Les traces d'occupation humaine de Taïwan sont anciennes: des restes humains datés au carbone 14 de 30 000 ans ont été retrouvés à Taïwan ; on a donné à ces restes humains le nom d'Homme de Zuozhen. Vers 4000 avant notre ère, les ancêtres des populations austronésiennes actuelles arrivent à Taïwan en provenance du sud-est de la Chine. Les cultures austronésiennes à Taïwan se développeront sans interférence extérieure majeure jusqu’au début du XVII siècle et l’arrivée des Européens.

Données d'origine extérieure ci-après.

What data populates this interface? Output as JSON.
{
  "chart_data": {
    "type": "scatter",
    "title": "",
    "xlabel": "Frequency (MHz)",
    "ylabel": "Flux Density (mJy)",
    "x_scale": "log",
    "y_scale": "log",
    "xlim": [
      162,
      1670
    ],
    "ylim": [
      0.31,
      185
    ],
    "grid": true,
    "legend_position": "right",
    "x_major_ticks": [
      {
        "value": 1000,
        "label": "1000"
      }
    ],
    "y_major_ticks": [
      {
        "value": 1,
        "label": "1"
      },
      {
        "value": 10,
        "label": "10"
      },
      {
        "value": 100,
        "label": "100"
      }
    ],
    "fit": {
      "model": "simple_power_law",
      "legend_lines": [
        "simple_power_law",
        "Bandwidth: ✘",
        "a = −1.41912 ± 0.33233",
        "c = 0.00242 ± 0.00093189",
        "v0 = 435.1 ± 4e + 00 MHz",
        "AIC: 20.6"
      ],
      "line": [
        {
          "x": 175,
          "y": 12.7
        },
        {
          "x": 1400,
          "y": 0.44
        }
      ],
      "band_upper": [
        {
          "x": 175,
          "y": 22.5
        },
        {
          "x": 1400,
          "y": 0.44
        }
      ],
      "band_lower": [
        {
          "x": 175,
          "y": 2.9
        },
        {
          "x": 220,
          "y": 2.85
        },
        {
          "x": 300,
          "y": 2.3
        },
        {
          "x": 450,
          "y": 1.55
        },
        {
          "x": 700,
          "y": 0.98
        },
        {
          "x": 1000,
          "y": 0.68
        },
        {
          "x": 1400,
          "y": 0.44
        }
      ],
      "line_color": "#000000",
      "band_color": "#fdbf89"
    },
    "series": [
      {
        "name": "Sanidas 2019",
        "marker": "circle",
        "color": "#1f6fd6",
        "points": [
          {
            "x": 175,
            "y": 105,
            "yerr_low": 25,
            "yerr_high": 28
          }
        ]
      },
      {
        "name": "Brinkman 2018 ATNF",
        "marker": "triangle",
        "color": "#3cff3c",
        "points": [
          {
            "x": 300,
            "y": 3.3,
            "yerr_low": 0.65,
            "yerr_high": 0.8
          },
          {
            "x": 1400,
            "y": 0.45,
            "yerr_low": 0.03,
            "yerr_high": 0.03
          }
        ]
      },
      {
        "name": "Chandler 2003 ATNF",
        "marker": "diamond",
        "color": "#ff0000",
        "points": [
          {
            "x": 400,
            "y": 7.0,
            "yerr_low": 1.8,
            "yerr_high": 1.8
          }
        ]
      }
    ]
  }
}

À partir de cette époque les Hollandais qui entreprennent la colonisation de l’île encouragent la migration chinoise à ses débuts, notamment dans le but de cultiver les terres. Cette migration s'accélère et entraînera un changement irrémédiable pour les populations aborigènes et pour l'avenir de l’île, en particulier à travers le métissage de la population. Zheng Chenggong, plus connu en Occident sous le nom de Koxinga, chassera les Hollandais de Taïwan en 1662 et la migration chinoise continuera vers l’île. Pourtant, Zheng Chenggong, fidèle à la dynastie Ming chassée de la gouvernance de la Chine par les Mandchous, considère alors surtout Taïwan comme une base arrière en vue de reconquérir la Chine continentale. Les estimations donnent à l’époque des Zheng une population de 100 000 Chinois, contre 50 000 à l’époque des Hollandais, et autant d'aborigènes. Cette migration étant à ses débuts plutôt masculine, beaucoup de Chinois prendront comme épouses des aborigènes. Taïwan est prise aux Zheng par les Manchous (dynastie Qing) en 1683. Au début du XIX siècle Taïwan compte déjà plus de deux millions de Chinois. En 1885, comprenant l'importance stratégique de l’île, les Qing élèvent Taïwan au rang de Province et Liu Mingchuan en devient le premier gouverneur. En 1895, suite à la défaite face au Japon, la Chine signe le traité de Shimonoseki par lequel elle cède Taïwan ainsi que les îles Pescadores (îles Penghu) au Japon. Taïwan déclare alors son indépendance en mai 1895 sous le nom de République de Taïwan mais ne résiste que quelques mois, jusqu'en octobre 1895, à la prise de contrôle de l'île par le Japon. Taïwan fera ainsi partie pendant 50 ans de l’empire colonial japonais qui y pratique une politique d'assimilation. Le 25 octobre 1945, les troupes japonaises se rendent à l'armée américaine, contrainte alors de céder Taïwan et les Pescadores à la République de Chine, sous tutelle des États-Unis, puis signé lors du traité de paix de San Francisco en 1952.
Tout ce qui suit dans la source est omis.